Dianne gave a very thorough answer. Your best bet is to wait till you are 50 to do the exact same visa as your dad. During however many months you have until then, it is a simple matter of using existing options for American tourists (your residency in Mexico has no bearing as Thailand only cares about your passport country). USA passport holders can enter via visa exempt entry where you just show up without any visa and show your passport (30 days, extendable for 30 more days each time you enter), or with either a single entry or multiple entry tourist visa that you can very easily apply for from a Thai consulate like any tourist could. Single entry tourist visas allow one-time entry for 60 days, extendable one-time for 30 more days, giving you 90 days. You then go to a neighbouring country like Malaysia and come back in either via visa exempt (30+30 days) or on another tourist visa (60+30 days). Or, get a multiple-entry tourist visa, which gives you unlimited stays of 60 days each time, within the 6 month validity period of the visa, so you would need to leave the country once every 60 days, for example, to take a day trip to Singapore or Laos or anywhere you choose. By the time you do some combination of those options, you've made it to age 50 and can apply for what is commonly called a retirement visa. Keep in mind that entering by visa exempt entry (without having pre-applied for a single entry or multiple entry tourist visa) is limited to 2 land entries per year, and is technically unlimited for air entries, but Immigration may question too many repeated visa exempt entries and ask you to apply for an actual tourist visa. Doing it a couple of times is not going to be any issue.
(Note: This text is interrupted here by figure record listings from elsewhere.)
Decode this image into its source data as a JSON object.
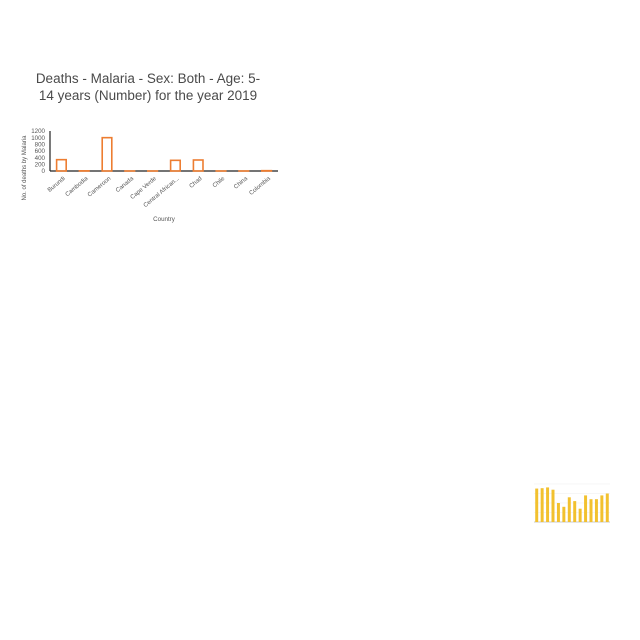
{
  "chart_data": [
    {
      "type": "bar",
      "title": "Deaths - Malaria - Sex: Both - Age: 5-14 years (Number) for the year 2019",
      "xlabel": "Country",
      "ylabel": "No. of deaths by Malaria",
      "categories": [
        "Burundi",
        "Cambodia",
        "Cameroon",
        "Canada",
        "Cape Verde",
        "Central African...",
        "Chad",
        "Chile",
        "China",
        "Colombia"
      ],
      "values": [
        340,
        5,
        1000,
        0,
        0,
        320,
        330,
        0,
        0,
        10
      ],
      "yticks": [
        0,
        200,
        400,
        600,
        800,
        1000,
        1200
      ],
      "ylim": [
        0,
        1200
      ],
      "bar_style": "outlined",
      "bar_color": "#ed7d31",
      "grid": false,
      "legend": "none"
    },
    {
      "type": "bar",
      "title": "",
      "xlabel": "",
      "ylabel": "",
      "categories": [
        "",
        "",
        "",
        "",
        "",
        "",
        "",
        "",
        "",
        "",
        "",
        "",
        "",
        ""
      ],
      "values": [
        0.88,
        0.89,
        0.91,
        0.85,
        0.5,
        0.4,
        0.65,
        0.55,
        0.35,
        0.7,
        0.6,
        0.6,
        0.7,
        0.75
      ],
      "ylim": [
        0,
        1
      ],
      "bar_style": "filled",
      "bar_color": "#f2c12e",
      "grid": true,
      "legend": "none"
    }
  ]
}
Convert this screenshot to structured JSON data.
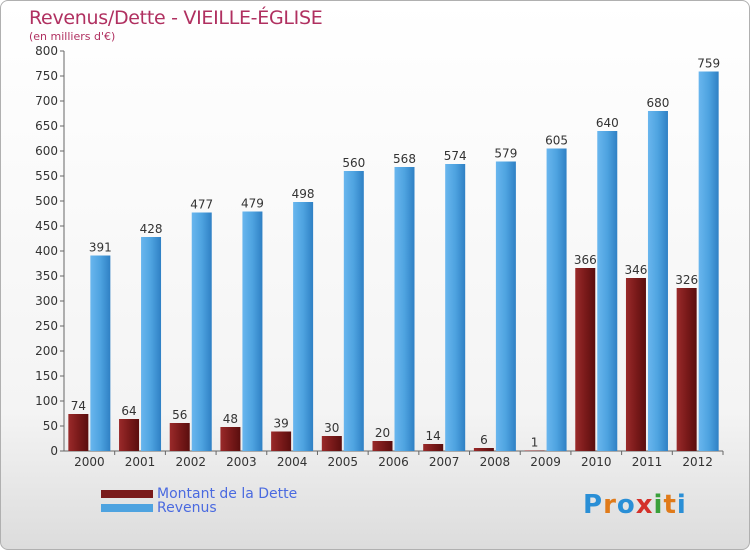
{
  "chart_data": {
    "type": "bar",
    "title": "Revenus/Dette - VIEILLE-ÉGLISE",
    "subtitle": "(en milliers d'€)",
    "categories": [
      "2000",
      "2001",
      "2002",
      "2003",
      "2004",
      "2005",
      "2006",
      "2007",
      "2008",
      "2009",
      "2010",
      "2011",
      "2012"
    ],
    "series": [
      {
        "name": "Montant de la Dette",
        "color": "#7a1a1a",
        "values": [
          74,
          64,
          56,
          48,
          39,
          30,
          20,
          14,
          6,
          1,
          366,
          346,
          326
        ]
      },
      {
        "name": "Revenus",
        "color": "#4ea3e0",
        "values": [
          391,
          428,
          477,
          479,
          498,
          560,
          568,
          574,
          579,
          605,
          640,
          680,
          759
        ]
      }
    ],
    "ylim": [
      0,
      800
    ],
    "yticks": [
      0,
      50,
      100,
      150,
      200,
      250,
      300,
      350,
      400,
      450,
      500,
      550,
      600,
      650,
      700,
      750,
      800
    ],
    "grid": false,
    "legend_position": "bottom-left"
  },
  "brand": {
    "letters": [
      "P",
      "r",
      "o",
      "x",
      "i",
      "t",
      "i"
    ],
    "colors": [
      "#2a8fd6",
      "#e07b1a",
      "#2a8fd6",
      "#d4312a",
      "#3aa03a",
      "#e07b1a",
      "#2a8fd6"
    ]
  }
}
just explain your personal situation and what you are trying to accomplish, and you might find that the answer is much simpler than you think
For example, say "I am a 70 year old retiree from the UK looking to move to Thailand permanently and I do not have a Thai wife" or "I am a 20 year old college student from Canada looking to stay in Thailand for 6 months" or "I am a 30 year old digital nomad from India looking to move to Thailand for a year while blogging" or "I am a 40 year old from Australia looking to spend 2 months going around different countries in Asia with multiple short repeated times in Thailand" etc. All of the above are daily scenarios that the members of this group deal with. You'll probably find your situation isn't unique and is common for members to advise you on. As someone else posted, it might be the difference between paying 1900 baht to do it yourself vs tens of thousands of baht or more to have an agent do the exact same thing for you that might take you 15 minutes to do yourself.
Isn't the issue with all those onward ticket sites that they don't generate a PAID ticket reservation with an e-ticket number? All they generate is an unpaid reservation that gives a PNR code but you could do that yourself by using any airline that offers a hold your price service for a few days.
Tod, you are the most important resource on the Thai visa groups for quality information. You're the Richard Barrow for visa advice. Thank you for your efforts!
Thanks for the heads up for those of us who registered before to report stays in our own homes who wouldn't otherwise notice until the next time returning to Thailand from a trip.
considering how many hundreds if not thousands of posts I've seen in the various Thai travel advice groups over the past decade from people who used these tickets successfully and reported they were indeed verifiable by the customer by simply entering the PNR code and their own last name into the "Manage Your Booking" section of the website of the airline on the ticket, I would say there is plenty of proof it is real and works. Why not spend the $10 or so and try it yourself if you are so convinced it's a scam. Have them issue, say a British Airways ticket from Bangkok to London for a specific date, then go to the BA website and enter your ticket confirmation code and last name and see if BA shows it as a valid confirmed ticket. These onward ticketing sites promise the tickets will show as valid for a certain period, say 3 days, so check again right before they expire and see if they still show as valid, and then check after the expiration and I imagine you will see the ticket now shows as cancelled. I believe the way these websites work is that they are a travel agency and book a fully refundable full fare ticket for their "client" which they can then cancel later as if their client cancelled it, before the period that the agency would get billed by the airline for the ticket. That's just a guess of how they are able to do it, by exploiting a payment terms loophole for when travel agencies have to pay airlines for tickets they book for clients.
Have you even looked on the websites for these types of services? They say the ticket is fully valid and can be verified by anyone by typing in the PNR (ticket confirmation code) into any airline website or into Amadeus (the common software all airlines and travel agents use to pull up bookings) and it will show as a completely valid ticket during the time period that the service promises to keep it valid. The whole point is that it is verifiable as a real ticket, not just that it looks real, otherwise anyone can just edit a ticket confirmation email from any old ticket and make a fake one. There have been posts in the past from people who said the airline check-in agent actually typed in the PNR code to check if the ticket is real.
I thought they WERE real tickets, just ones that automatically get cancelled after some time, so during the period of validity, they are completely valid ticket bookings.